Key participants in the Voyager program tell the story of the building of the vehicles and their controlled wanderings through the solar system. There are several points in the interviews where various interviewees come to tears as they tell their story. The raw fact that human beings and some of our creations have left the Earth is awesome. As “The Farthest” tells its story with voices and images, that feeling of awe, of overwhelm, of humility deepens.
Near films beginning, one of the interviewees relates that as the Voyager program was initiated, and the craft were being built, the public’s attention was diverted from the craft and their journey to something called ‘The Golden Record’—a phonograph record of music, voices and images—placed on each of the craft. The story of that recording is worthy of its own documentary film.

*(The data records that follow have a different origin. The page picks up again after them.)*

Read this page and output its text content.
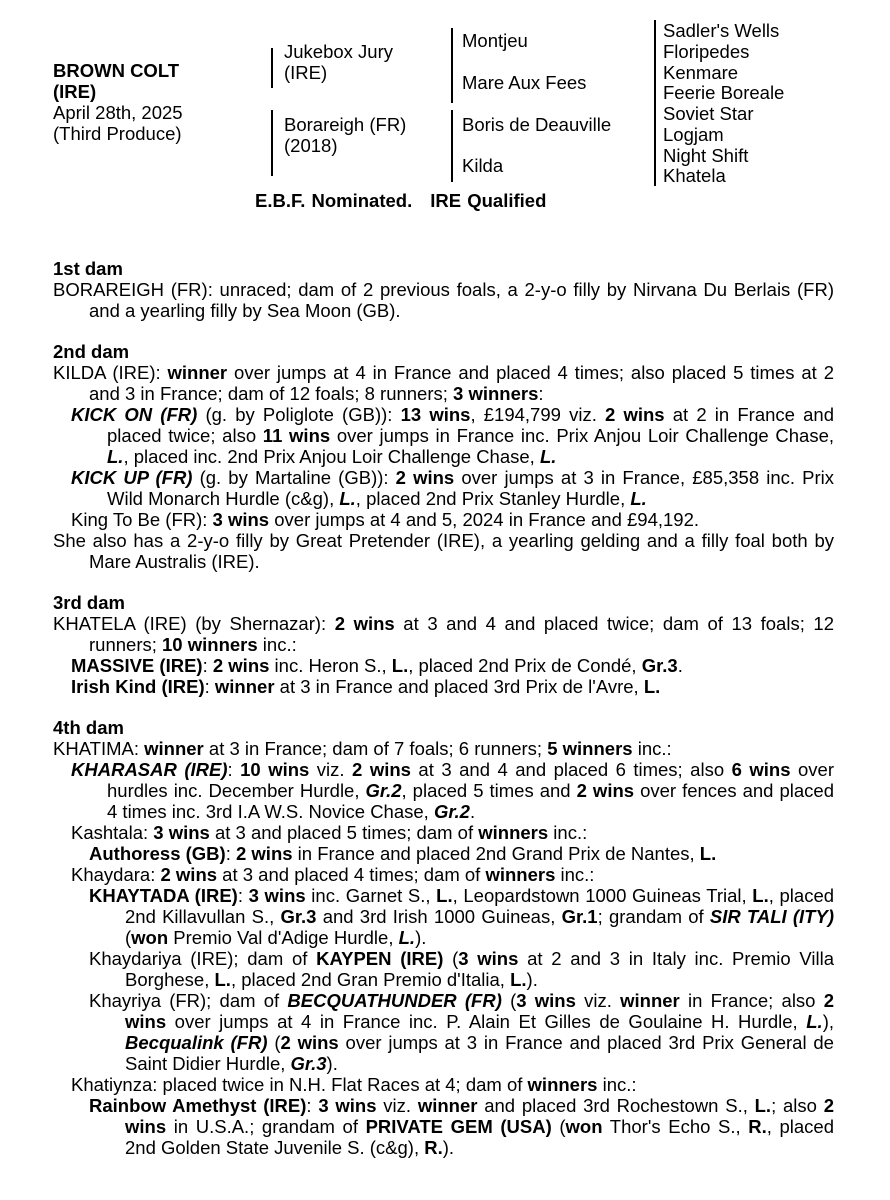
BROWN COLT
(IRE)
April 28th, 2025
(Third Produce)
Jukebox Jury (IRE)
Borareigh (FR) (2018)
Montjeu
Mare Aux Fees
Boris de Deauville
Kilda
Sadler's Wells
Floripedes
Kenmare
Feerie Boreale
Soviet Star
Logjam
Night Shift
Khatela
E.B.F. Nominated. IRE Qualified
1st dam
BORAREIGH (FR): unraced; dam of 2 previous foals, a 2-y-o filly by Nirvana Du Berlais (FR) and a yearling filly by Sea Moon (GB).
2nd dam
KILDA (IRE): winner over jumps at 4 in France and placed 4 times; also placed 5 times at 2 and 3 in France; dam of 12 foals; 8 runners; 3 winners:
KICK ON (FR) (g. by Poliglote (GB)): 13 wins, £194,799 viz. 2 wins at 2 in France and placed twice; also 11 wins over jumps in France inc. Prix Anjou Loir Challenge Chase, L., placed inc. 2nd Prix Anjou Loir Challenge Chase, L.
KICK UP (FR) (g. by Martaline (GB)): 2 wins over jumps at 3 in France, £85,358 inc. Prix Wild Monarch Hurdle (c&g), L., placed 2nd Prix Stanley Hurdle, L.
King To Be (FR): 3 wins over jumps at 4 and 5, 2024 in France and £94,192.
She also has a 2-y-o filly by Great Pretender (IRE), a yearling gelding and a filly foal both by Mare Australis (IRE).
3rd dam
KHATELA (IRE) (by Shernazar): 2 wins at 3 and 4 and placed twice; dam of 13 foals; 12 runners; 10 winners inc.:
MASSIVE (IRE): 2 wins inc. Heron S., L., placed 2nd Prix de Condé, Gr.3.
Irish Kind (IRE): winner at 3 in France and placed 3rd Prix de l'Avre, L.
4th dam
KHATIMA: winner at 3 in France; dam of 7 foals; 6 runners; 5 winners inc.:
KHARASAR (IRE): 10 wins viz. 2 wins at 3 and 4 and placed 6 times; also 6 wins over hurdles inc. December Hurdle, Gr.2, placed 5 times and 2 wins over fences and placed 4 times inc. 3rd I.A W.S. Novice Chase, Gr.2.
Kashtala: 3 wins at 3 and placed 5 times; dam of winners inc.:
Authoress (GB): 2 wins in France and placed 2nd Grand Prix de Nantes, L.
Khaydara: 2 wins at 3 and placed 4 times; dam of winners inc.:
KHAYTADA (IRE): 3 wins inc. Garnet S., L., Leopardstown 1000 Guineas Trial, L., placed 2nd Killavullan S., Gr.3 and 3rd Irish 1000 Guineas, Gr.1; grandam of SIR TALI (ITY) (won Premio Val d'Adige Hurdle, L.).
Khaydariya (IRE); dam of KAYPEN (IRE) (3 wins at 2 and 3 in Italy inc. Premio Villa Borghese, L., placed 2nd Gran Premio d'Italia, L.).
Khayriya (FR); dam of BECQUATHUNDER (FR) (3 wins viz. winner in France; also 2 wins over jumps at 4 in France inc. P. Alain Et Gilles de Goulaine H. Hurdle, L.), Becqualink (FR) (2 wins over jumps at 3 in France and placed 3rd Prix General de Saint Didier Hurdle, Gr.3).
Khatiynza: placed twice in N.H. Flat Races at 4; dam of winners inc.:
Rainbow Amethyst (IRE): 3 wins viz. winner and placed 3rd Rochestown S., L.; also 2 wins in U.S.A.; grandam of PRIVATE GEM (USA) (won Thor's Echo S., R., placed 2nd Golden State Juvenile S. (c&g), R.).
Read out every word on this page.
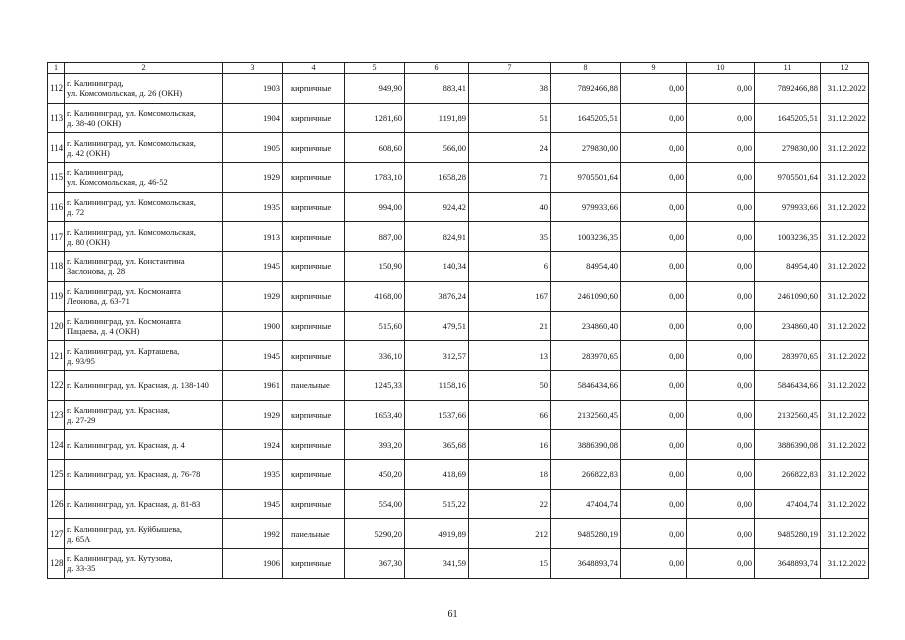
1	2	3	4	5	6	7	8	9	10	11	12
112	г. Калининград,
ул. Комсомольская, д. 26 (ОКН)	1903	кирпичные	949,90	883,41	38	7892466,88	0,00	0,00	7892466,88	31.12.2022
113	г. Калининград, ул. Комсомольская,
д. 38-40 (ОКН)	1904	кирпичные	1281,60	1191,89	51	1645205,51	0,00	0,00	1645205,51	31.12.2022
114	г. Калининград, ул. Комсомольская,
д. 42 (ОКН)	1905	кирпичные	608,60	566,00	24	279830,00	0,00	0,00	279830,00	31.12.2022
115	г. Калининград,
ул. Комсомольская, д. 46-52	1929	кирпичные	1783,10	1658,28	71	9705501,64	0,00	0,00	9705501,64	31.12.2022
116	г. Калининград, ул. Комсомольская,
д. 72	1935	кирпичные	994,00	924,42	40	979933,66	0,00	0,00	979933,66	31.12.2022
117	г. Калининград, ул. Комсомольская,
д. 80 (ОКН)	1913	кирпичные	887,00	824,91	35	1003236,35	0,00	0,00	1003236,35	31.12.2022
118	г. Калининград, ул. Константина
Заслонова, д. 28	1945	кирпичные	150,90	140,34	6	84954,40	0,00	0,00	84954,40	31.12.2022
119	г. Калининград, ул. Космонавта
Леонова, д. 63-71	1929	кирпичные	4168,00	3876,24	167	2461090,60	0,00	0,00	2461090,60	31.12.2022
120	г. Калининград, ул. Космонавта
Пацаева, д. 4 (ОКН)	1900	кирпичные	515,60	479,51	21	234860,40	0,00	0,00	234860,40	31.12.2022
121	г. Калининград, ул. Карташева,
д. 93/95	1945	кирпичные	336,10	312,57	13	283970,65	0,00	0,00	283970,65	31.12.2022
122	г. Калининград, ул. Красная, д. 138-140	1961	панельные	1245,33	1158,16	50	5846434,66	0,00	0,00	5846434,66	31.12.2022
123	г. Калининград, ул. Красная,
д. 27-29	1929	кирпичные	1653,40	1537,66	66	2132560,45	0,00	0,00	2132560,45	31.12.2022
124	г. Калининград, ул. Красная, д. 4	1924	кирпичные	393,20	365,68	16	3886390,08	0,00	0,00	3886390,08	31.12.2022
125	г. Калининград, ул. Красная, д. 76-78	1935	кирпичные	450,20	418,69	18	266822,83	0,00	0,00	266822,83	31.12.2022
126	г. Калининград, ул. Красная, д. 81-83	1945	кирпичные	554,00	515,22	22	47404,74	0,00	0,00	47404,74	31.12.2022
127	г. Калининград, ул. Куйбышева,
д. 65А	1992	панельные	5290,20	4919,89	212	9485280,19	0,00	0,00	9485280,19	31.12.2022
128	г. Калининград, ул. Кутузова,
д. 33-35	1906	кирпичные	367,30	341,59	15	3648893,74	0,00	0,00	3648893,74	31.12.2022
61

Coda: Soon after the film began flowing on my television screen, I was reminded of ‘The Inner Light’—an episode from the ‘Star Trek: The Next Generation’ series. In it, Enterprise Captain Jean Luc Picard collapses unconscious on the bridge. As his crew attempt to revive him, he lives another lifetime, as another person, on another planet. The planet’s sun is on the verge of going nova. The advanced civilization orchestrated this mental kidnapping of Captain Picard in order to have at least one entity in the multiverse remember their existence, their world.
There are two or three oblique references in "The Farthest" to the environmental degradation of Earth by human beings. It is clear that our ignorance, greed, and carelessness has done and continues to cause irreversible damage to our ecosphere. The only question is the scale of impact this damage will eventually create. But, we can peacefully rest in the knowledge that somewhere in the multiverse, human-created radio waves and space craft may be found, and that someone, somewhere will acknowledge our existence.